Suppose I have the following set up:
- There are 5 objects : A, B, C, D, E
- The probability for each of these objects to be chosen is : 0.2, 0.3, 0.1, 0.3, 0.1
- You want to pick 5 of these objects with replacement (e.g. ABACD, DDBCA, etc.)
I want to find out (exact solution):
- All combinations that can be made from these 5 objects
In a previous question on a different Stackoverflow Community (https://stackoverflow.com/questions/71375997/creating-probability-trees-in-r), I learned how to enumerate all these combinations for this problem using the R programming language:
library(RcppAlgos)
# Probabilities
probs <- setNames(c(0.2, 0.3, 0.1, 0.3, 0.1), LETTERS[1:5])
# Generate permutations
perms <- permuteGeneral(names(probs), repetition = TRUE)
# Collapse permutations
perm_res <- do.call(paste, c(asplit(perms, 2), sep = ""))
# Replace with probability values and coerce to numeric
perms[] <- probs[perms]
class(perms) <- "numeric"
# Calculate products
res <- data.frame(perm_res, prob = exp(rowSums(log(perms))))
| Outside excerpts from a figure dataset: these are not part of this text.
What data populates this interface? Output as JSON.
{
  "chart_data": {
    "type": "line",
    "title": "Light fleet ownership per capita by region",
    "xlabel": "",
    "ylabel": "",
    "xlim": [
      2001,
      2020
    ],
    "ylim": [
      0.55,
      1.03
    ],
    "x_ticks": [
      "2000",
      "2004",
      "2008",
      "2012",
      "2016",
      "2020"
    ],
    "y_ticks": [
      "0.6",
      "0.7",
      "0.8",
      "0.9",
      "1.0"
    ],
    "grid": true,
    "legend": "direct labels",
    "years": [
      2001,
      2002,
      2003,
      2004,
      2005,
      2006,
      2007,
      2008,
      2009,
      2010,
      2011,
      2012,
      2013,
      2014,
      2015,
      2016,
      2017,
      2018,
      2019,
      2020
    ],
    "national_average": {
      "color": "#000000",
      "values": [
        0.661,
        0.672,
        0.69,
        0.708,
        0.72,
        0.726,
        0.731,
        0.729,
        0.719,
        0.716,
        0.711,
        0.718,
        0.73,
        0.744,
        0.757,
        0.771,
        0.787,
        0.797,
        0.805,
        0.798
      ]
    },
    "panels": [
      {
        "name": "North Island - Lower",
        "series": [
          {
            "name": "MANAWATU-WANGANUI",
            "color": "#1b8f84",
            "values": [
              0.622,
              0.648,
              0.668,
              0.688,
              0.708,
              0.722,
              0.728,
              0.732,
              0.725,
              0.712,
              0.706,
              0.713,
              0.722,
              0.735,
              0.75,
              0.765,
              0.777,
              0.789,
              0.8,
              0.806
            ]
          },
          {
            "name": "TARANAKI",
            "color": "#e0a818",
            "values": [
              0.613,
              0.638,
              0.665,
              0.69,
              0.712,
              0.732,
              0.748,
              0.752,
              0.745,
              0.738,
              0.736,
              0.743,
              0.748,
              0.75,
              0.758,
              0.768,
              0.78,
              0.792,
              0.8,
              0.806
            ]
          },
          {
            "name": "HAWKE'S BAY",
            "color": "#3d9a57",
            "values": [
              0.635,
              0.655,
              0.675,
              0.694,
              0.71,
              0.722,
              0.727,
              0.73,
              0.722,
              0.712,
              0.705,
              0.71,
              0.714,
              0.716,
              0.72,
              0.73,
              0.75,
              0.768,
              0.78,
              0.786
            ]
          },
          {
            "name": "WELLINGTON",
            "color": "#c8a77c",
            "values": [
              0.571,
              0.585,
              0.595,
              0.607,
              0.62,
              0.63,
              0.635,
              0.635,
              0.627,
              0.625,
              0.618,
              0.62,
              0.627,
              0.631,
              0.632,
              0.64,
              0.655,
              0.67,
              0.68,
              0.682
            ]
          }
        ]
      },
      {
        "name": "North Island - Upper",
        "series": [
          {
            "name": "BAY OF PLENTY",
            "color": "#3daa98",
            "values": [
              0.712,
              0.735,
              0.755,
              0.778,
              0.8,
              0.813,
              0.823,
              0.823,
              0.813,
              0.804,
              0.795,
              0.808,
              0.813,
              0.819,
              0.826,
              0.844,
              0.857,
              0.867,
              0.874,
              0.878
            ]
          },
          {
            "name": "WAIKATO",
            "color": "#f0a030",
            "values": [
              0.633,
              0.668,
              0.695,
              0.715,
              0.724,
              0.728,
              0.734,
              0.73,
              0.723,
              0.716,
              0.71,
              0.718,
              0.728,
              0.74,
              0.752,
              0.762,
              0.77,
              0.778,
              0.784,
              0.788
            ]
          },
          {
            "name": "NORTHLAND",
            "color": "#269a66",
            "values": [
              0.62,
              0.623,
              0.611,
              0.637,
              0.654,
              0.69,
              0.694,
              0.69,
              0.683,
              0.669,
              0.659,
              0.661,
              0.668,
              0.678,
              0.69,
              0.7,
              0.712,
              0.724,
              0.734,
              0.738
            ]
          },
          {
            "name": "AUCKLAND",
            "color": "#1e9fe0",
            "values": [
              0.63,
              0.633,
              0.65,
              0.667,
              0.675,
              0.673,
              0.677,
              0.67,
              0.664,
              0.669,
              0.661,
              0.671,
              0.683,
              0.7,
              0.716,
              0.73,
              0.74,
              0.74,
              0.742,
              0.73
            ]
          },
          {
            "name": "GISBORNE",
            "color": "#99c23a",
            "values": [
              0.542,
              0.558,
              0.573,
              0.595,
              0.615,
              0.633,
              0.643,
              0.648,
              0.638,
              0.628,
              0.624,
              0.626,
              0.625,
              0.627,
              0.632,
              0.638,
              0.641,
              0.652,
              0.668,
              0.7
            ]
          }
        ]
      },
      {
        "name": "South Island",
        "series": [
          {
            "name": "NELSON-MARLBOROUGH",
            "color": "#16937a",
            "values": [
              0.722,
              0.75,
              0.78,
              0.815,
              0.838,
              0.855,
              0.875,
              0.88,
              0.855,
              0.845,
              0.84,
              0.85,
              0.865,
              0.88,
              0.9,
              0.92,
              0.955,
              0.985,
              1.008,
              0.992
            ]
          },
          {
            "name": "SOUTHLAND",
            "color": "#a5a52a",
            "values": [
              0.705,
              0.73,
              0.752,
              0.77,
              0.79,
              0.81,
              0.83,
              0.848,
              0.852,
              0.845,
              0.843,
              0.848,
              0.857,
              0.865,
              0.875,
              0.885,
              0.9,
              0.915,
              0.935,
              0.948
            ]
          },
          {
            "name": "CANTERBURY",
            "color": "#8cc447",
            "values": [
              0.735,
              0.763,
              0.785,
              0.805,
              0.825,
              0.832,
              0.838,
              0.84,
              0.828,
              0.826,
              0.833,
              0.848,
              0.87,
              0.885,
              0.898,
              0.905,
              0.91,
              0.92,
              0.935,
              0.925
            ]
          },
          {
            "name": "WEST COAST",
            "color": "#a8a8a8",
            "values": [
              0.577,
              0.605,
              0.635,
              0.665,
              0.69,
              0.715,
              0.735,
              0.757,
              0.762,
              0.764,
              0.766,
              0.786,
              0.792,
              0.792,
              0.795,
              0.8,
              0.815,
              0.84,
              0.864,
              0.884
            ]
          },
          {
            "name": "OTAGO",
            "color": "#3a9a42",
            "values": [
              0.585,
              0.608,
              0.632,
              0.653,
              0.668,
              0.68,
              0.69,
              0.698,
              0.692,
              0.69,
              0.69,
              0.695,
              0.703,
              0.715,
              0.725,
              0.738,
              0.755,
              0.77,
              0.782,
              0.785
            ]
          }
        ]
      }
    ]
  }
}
Based on this, it appears that there 3125 different combinations that can be made:
dim(res)
[1] 3125 2
My Question: What mathematical formula can be used to calculate this number 3125? And is there a general mathematical formula that can be used for "n" objects with with "m" choices with replacement? E.g. Picking 11 objects with replacement?
I know that this is not a "factorial" question, i.e. there are not 5! ways to choose these objects
I know that this question does not correspond to the power set, i.e. there are not 2^5 ways to choose these objects
I know that is not a typical combinatorics problem, i.e. I don't think this can be solved directly using "nCr"
Can someone please show me what mathematical formula can be used to determine this number 3125?
Thanks!
You are choosing $5$ elements of a set of $5$. For the first element, there are $5$ possible outcomes. Because there is replacement, for the second element there are also $5$ possible outcomes, for the third the same, etc...
This results in $5\cdot 5\cdot 5\cdot 5\cdot 5 = 5^5=3125$ possible selections with replacement.
In general, if you are selecting with replacement $n$ elements of a set of $m$ elements, there are $m^n$ selections.